The spells available are also dependent on breath. There are three types of available spells; Attack Spells (which use a lot of breath), Zone Spells (which use slightly less breath) and General Spells (which require a normal amount of breath), either one of them can be cast from any position on the field. In addition, each spell has two levels of expertise. Spells and levels are acquired over time by gaining experience points in a series of games. Some players may begin the game with 4 spells in their repertoire; most will have only one, or none. 8 additional spells can be learned by any player bringing the possible total to 12. Available spells include Hiding, which masks your players from your opponents’ view, Eagle Eye, which will increase the vision of a player, Blessing, which raises a player’s stats for a limited amount of time, and a full complement of other offensive and defensive magicks

The crowd will also come into play during the course of a ten minute match. If your cheerleaders are especially good, the crowd may actually help turn the tide of a match. Spectators will throw objects and occasionally weapons onto the pitch which can (and will) impact your players, both metaphorically and literally. If you have spent money at the beginning for Hooligans, they will also affect the crowd, and therefore the match. Other means of swaying the game in your favour can be pulled of by using drugs to enhance a player's performance (speed, savagery, dexterity), or by bribing a referee, to look the other way when your doped up super character goes berserk. Of course this is not without risk as one of the features will allow you to perform random drug tests on one of the other team's players if you suspect foul play, and if tested positive he will get expelled (you can replace him but that will cost you extra $).

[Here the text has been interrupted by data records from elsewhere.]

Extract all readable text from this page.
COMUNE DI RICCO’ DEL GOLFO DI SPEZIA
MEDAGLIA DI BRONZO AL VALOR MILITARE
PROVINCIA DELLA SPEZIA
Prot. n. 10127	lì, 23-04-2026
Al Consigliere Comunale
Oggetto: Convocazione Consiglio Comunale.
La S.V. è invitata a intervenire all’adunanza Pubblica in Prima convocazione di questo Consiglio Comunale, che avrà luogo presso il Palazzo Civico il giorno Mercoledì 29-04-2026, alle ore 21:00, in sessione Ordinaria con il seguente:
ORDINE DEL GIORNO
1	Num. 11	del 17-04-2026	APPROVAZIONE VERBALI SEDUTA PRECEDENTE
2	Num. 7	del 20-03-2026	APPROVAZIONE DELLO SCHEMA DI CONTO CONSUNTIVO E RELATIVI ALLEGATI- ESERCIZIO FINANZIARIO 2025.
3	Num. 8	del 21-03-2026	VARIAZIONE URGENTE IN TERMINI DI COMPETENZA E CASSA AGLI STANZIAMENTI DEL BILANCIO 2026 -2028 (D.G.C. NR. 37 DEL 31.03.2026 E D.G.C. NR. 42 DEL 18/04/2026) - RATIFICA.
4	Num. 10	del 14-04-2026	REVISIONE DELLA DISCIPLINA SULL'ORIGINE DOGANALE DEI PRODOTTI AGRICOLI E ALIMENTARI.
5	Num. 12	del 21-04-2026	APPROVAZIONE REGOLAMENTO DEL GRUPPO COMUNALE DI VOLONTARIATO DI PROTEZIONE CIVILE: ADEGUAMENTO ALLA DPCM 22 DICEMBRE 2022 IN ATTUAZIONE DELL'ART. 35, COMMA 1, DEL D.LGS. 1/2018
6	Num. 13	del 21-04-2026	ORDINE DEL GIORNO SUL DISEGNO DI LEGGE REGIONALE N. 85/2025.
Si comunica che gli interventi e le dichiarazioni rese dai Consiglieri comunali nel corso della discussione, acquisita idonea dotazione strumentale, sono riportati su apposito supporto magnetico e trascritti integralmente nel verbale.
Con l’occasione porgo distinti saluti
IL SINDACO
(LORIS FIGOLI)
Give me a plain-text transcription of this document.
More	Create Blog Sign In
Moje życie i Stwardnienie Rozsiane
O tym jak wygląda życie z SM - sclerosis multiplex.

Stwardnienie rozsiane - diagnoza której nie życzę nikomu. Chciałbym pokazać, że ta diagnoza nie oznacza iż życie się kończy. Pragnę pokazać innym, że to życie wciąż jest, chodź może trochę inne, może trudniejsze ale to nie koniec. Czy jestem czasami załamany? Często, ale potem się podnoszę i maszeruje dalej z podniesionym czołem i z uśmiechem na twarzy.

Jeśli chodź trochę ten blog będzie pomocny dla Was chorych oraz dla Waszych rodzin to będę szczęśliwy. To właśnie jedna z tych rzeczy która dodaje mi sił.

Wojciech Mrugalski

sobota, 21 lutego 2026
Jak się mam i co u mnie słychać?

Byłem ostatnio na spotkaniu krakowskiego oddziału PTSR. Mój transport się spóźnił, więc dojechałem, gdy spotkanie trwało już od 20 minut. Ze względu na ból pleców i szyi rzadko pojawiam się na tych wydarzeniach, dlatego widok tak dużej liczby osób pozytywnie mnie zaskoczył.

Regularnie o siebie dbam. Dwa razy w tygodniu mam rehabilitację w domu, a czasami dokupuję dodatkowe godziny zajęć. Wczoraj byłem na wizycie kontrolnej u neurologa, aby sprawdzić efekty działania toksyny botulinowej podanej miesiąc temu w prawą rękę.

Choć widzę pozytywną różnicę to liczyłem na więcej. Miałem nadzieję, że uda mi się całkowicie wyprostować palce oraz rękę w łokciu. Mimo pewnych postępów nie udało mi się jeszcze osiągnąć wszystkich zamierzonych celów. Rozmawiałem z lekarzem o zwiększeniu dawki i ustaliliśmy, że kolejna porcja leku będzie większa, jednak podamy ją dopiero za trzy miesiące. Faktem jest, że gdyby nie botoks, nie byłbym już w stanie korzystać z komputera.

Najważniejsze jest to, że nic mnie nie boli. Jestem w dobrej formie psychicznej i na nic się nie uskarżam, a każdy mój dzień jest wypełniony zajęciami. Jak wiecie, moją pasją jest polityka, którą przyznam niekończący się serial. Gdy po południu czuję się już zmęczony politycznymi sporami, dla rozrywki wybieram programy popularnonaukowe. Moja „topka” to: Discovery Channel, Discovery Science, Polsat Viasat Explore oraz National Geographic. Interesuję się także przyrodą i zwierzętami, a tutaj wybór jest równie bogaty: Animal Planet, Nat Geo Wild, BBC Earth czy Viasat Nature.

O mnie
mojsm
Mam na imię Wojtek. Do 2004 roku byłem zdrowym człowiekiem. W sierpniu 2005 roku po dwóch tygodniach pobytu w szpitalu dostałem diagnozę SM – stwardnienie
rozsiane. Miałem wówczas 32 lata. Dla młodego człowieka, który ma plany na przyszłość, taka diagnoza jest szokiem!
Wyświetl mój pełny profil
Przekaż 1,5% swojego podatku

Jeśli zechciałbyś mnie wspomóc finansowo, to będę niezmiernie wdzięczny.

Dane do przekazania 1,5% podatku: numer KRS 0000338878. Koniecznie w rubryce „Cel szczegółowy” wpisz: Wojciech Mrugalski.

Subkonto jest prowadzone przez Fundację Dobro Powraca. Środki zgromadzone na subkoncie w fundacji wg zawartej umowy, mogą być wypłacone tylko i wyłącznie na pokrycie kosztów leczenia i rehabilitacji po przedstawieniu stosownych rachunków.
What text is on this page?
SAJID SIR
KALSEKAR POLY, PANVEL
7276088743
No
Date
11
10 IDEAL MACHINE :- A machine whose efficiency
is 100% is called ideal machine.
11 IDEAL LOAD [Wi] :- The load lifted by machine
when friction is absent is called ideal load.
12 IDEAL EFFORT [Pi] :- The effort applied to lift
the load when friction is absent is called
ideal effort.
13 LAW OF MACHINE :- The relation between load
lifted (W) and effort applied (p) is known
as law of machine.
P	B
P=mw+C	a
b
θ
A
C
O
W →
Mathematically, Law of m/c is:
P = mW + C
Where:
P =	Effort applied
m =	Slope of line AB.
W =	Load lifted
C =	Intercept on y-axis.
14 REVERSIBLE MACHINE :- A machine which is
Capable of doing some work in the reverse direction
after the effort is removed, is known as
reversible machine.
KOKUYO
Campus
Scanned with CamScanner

The documentation makes mention of a Turn-Based mode. This initially got me very excited, and opened up the possibility of a much more strategic game. But this is a misnomer. The so-called Turn-Based mode is not much more than the RTS game with multiple 8-second pauses thrown in to allow for a bit more control. But instead of adding to the game, these pauses are more of an annoyance and distraction than a strategic aid.

The full version promises to include scenarios where individual goals are set and must be completed to unlock subsequent challenges. This would probably be a better way to get players used to the feel of the game. As it is, the tutorials aren’t much more than movies that give an overview, but are not really all that helpful. Also promised are a multiplayer version allowing as many as 6 people to play in a single game and an ongoing Championship mode that allows creation of unique teams and their growing powers as experience points are accrued.

Graphically, the game is a little cartoon-ish, but this actually works considering the genre. The sound effects are run-of-the-mill, but may be tweaked before the final pressing. The in-game commentaries in my preview version were only available in French, so I can’t tell whether they are entertaining or annoying. My only other complaint is with camera control. In a game with this much action, a 360 degree free-floating camera is almost a must, but here we are limited to a number of preset angles. The zoom feature pulls the view from about 5 stories above the pitch, to a single player filling the entire screen. This works smoothly using the mouse wheel, but really doesn’t help get a sense of the action, especially when five of six players are all scrumming for the ball.

In the final analysis, Chaos League is a diamond in the rough. But it is a fun, easy to learn game that should appeal to both sports fans and fantasy gamers. I’m looking forward to the full version to see what’s been tweaked.